Toutefois, je ne peux y méditer plus longtemps, car Blaise se stoppe net, se fige et affiche une expression éberluée. Je l'imite par réflexe et suis son regard. Nous avons atteint sa voiture et devant celle-ci se trouvent trois lourdes et grosses caisses en métal, ainsi que cinq sacs à dos pleins et gonflés, semblant prêts à exploser. Quand le fournisseur a-t-il eu le temps d'effectuer cette livraison ? Il était avec nous durant toute la conversation et s'est enfui juste après. Perplexe, j'en conclus qu'il a ses méthodes. 

Je remercie ce Pierre-Louis intérieurement et bondis en simultanée avec Blaise sur les caisses, ce qui nous intrigue le plus. Il en ouvre deux et je m'intéresse à la dernière. Nous nous immobilisons un instant, bouche bée, accroupis par terre. Quiconque passerait dans le quartier supposerait que nous venons de trouver le Graal. Techniquement, ce ne serait pas faux. Sous nos yeux stupéfaits, nous contemplons le crème de la crème en matière d'équipement. D'une technologie avancée et sûrement très coûteuse à des ustensiles de qualité, le fournisseur ne nous a pas mentis. Je distingue aussi une liasse de feuilles sous un drône, probablement des instructions de Nolan. Nous les lirons plus tard.

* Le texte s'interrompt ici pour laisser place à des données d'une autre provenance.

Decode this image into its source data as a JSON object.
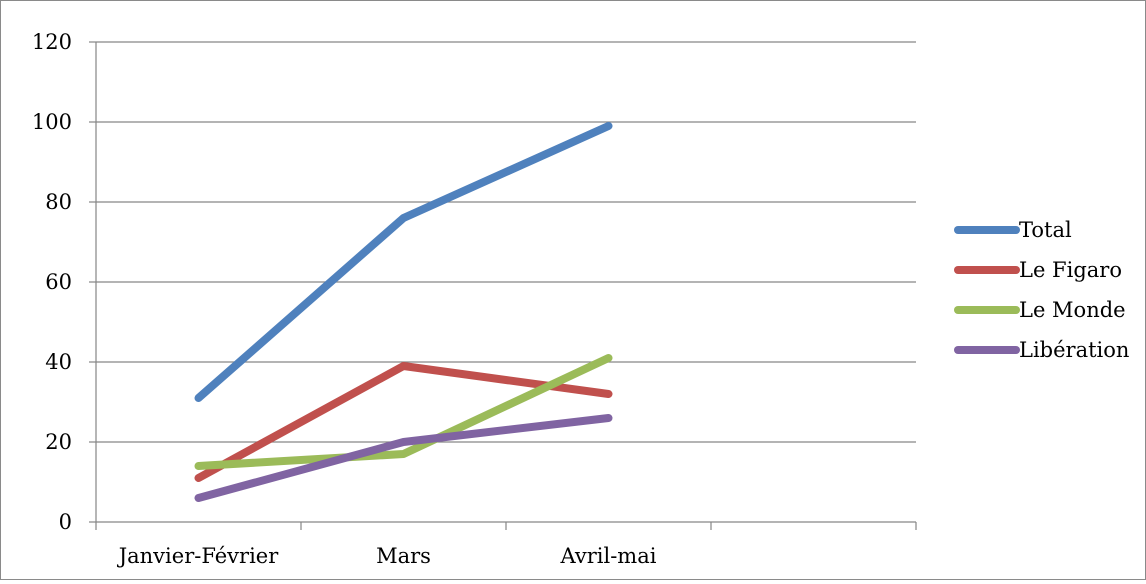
{
  "chart_data": {
    "type": "line",
    "categories": [
      "Janvier-Février",
      "Mars",
      "Avril-mai"
    ],
    "series": [
      {
        "name": "Total",
        "values": [
          31,
          76,
          99
        ],
        "color": "#4F81BD"
      },
      {
        "name": "Le Figaro",
        "values": [
          11,
          39,
          32
        ],
        "color": "#C0504D"
      },
      {
        "name": "Le Monde",
        "values": [
          14,
          17,
          41
        ],
        "color": "#9BBB59"
      },
      {
        "name": "Libération",
        "values": [
          6,
          20,
          26
        ],
        "color": "#8064A2"
      }
    ],
    "ylim": [
      0,
      120
    ],
    "yticks": [
      "0",
      "20",
      "40",
      "60",
      "80",
      "100",
      "120"
    ],
    "grid": true,
    "legend_position": "right",
    "title": "",
    "xlabel": "",
    "ylabel": ""
  }
}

Imaginez la plus délicieuse des pâtées pour chat, l'animal y résisterait-il et ne serait-il pas émerveillé par ce sublime met ? Pour nous, c'est la même chose. S'il s'agissait de nourriture, je saliverais. Qui plus est, mon esprit maniaque est apaisé par ce rangement exceptionnel. Tout est compartimenté et empilé de façon à ne rien briser en chemin. Je suis à la fois épaté et effrayé. Combien tout ceci a dû coûter ? Je songe à Nolan et à son compte en banque vide. Je comprends mieux. Blaise ne s'en remet pas non plus.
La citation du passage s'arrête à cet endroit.